One way around this issue is to use a plugin that allows you to manually pick the posts you want to associate as “related”, and while that might be desireable in some cases, it’s also yet another step you have to go through when publishing. I used to use a manual one called Microkids Related Posts, but I found myself becoming lazy when it came to selecting related content.
So the best case scenario is a plugin that does its job automatically, but without dinging the performance of your site. The best one I have found so far that meets these criteria is nRelate.
Prior to this, LinkWithin seemed to be a good option and it looked really eye-catching because it used thumbnail images. Then I discovered that when a user clicks on a related post, it sends that click through a piece of code from linkwithin’s servers, before it sends them to the destination post on your site. So while the user wouldn’t notice anything, it will throw off your Analytics because those clicks then look like referrring traffic from linkwithin, rather than showing a user’s continuing path through your site.
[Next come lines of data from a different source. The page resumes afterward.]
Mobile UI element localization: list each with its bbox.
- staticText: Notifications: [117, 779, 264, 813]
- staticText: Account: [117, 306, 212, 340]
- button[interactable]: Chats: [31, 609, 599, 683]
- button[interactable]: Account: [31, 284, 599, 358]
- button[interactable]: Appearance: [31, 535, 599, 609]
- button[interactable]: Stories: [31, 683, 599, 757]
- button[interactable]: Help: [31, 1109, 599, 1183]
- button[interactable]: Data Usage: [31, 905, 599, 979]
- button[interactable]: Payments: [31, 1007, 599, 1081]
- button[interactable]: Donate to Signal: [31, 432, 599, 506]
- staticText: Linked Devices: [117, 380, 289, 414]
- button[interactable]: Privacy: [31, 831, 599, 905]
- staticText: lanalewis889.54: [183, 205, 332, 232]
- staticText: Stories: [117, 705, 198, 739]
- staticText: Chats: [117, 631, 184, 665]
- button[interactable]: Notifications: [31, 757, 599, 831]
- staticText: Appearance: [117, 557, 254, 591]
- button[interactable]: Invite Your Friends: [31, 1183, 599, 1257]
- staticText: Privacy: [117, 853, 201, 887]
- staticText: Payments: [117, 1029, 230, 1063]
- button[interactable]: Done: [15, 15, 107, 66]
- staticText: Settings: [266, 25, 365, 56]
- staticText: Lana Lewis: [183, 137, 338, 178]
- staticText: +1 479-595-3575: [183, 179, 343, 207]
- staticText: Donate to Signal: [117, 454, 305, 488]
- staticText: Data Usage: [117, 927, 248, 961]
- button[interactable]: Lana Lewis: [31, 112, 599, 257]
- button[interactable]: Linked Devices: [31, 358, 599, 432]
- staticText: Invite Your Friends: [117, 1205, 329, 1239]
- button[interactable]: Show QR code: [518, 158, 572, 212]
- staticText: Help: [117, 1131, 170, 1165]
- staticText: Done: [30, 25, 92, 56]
nRelate is awesome because the heavy lifting is done through their servers, thereby not slowing down your site,but it doesn’t do that strange redirect thing that Linkwithin does. It also has numerous customization options and choices of visual style – some that use thumbnails, others that are plain text.
Do Related Posts Actually Work?
I recently added nRelate to a couple of very different blogs, and based on early results after running for just a few weeks, it DOES seem as though it is having an effect.
When looking at the Google Analytics reports for these sites, if the plugin is doing its job, I would expect to see:
- an increase in pages per visit
- an increase in time on site
- a decrease in bounce rate
After a few weeks, this is what I’m seeing:
- In both cases the bounce rate improved by about 5%.
- Depending on the time periods I looked at, the increase in pages per visit varied from about 2% – 8%.
- The time on site increased nicely, anywhere from 48% – 122%!
I’ve only had the plugin running a few weeks, so I’ll have to see how the numbers play out over time because of course there are other factors that could be contributing, but the overall trend definitely suggests that the plugin is having a nice effect. I encourage you to try out the nRelate plugin on your own site and see what the results are.
Report back in the comments, or leave a note if you have already experimented with this or other related posts plugins and what results you have seen.
header image courtesy: http://www.flickr.com/photos/pollyann/2085524498/
This is a great post and we will be pulling this into our blog as standard! Thanks for the advice and be sure to pop by! Maybe we could feature you?
Nearly two weeks ago I took LinkWithin off my blog and added nRelate, for the reason you state, that I wanted credit for my own traffic! Glad to hear it might improve the page load speed, as well.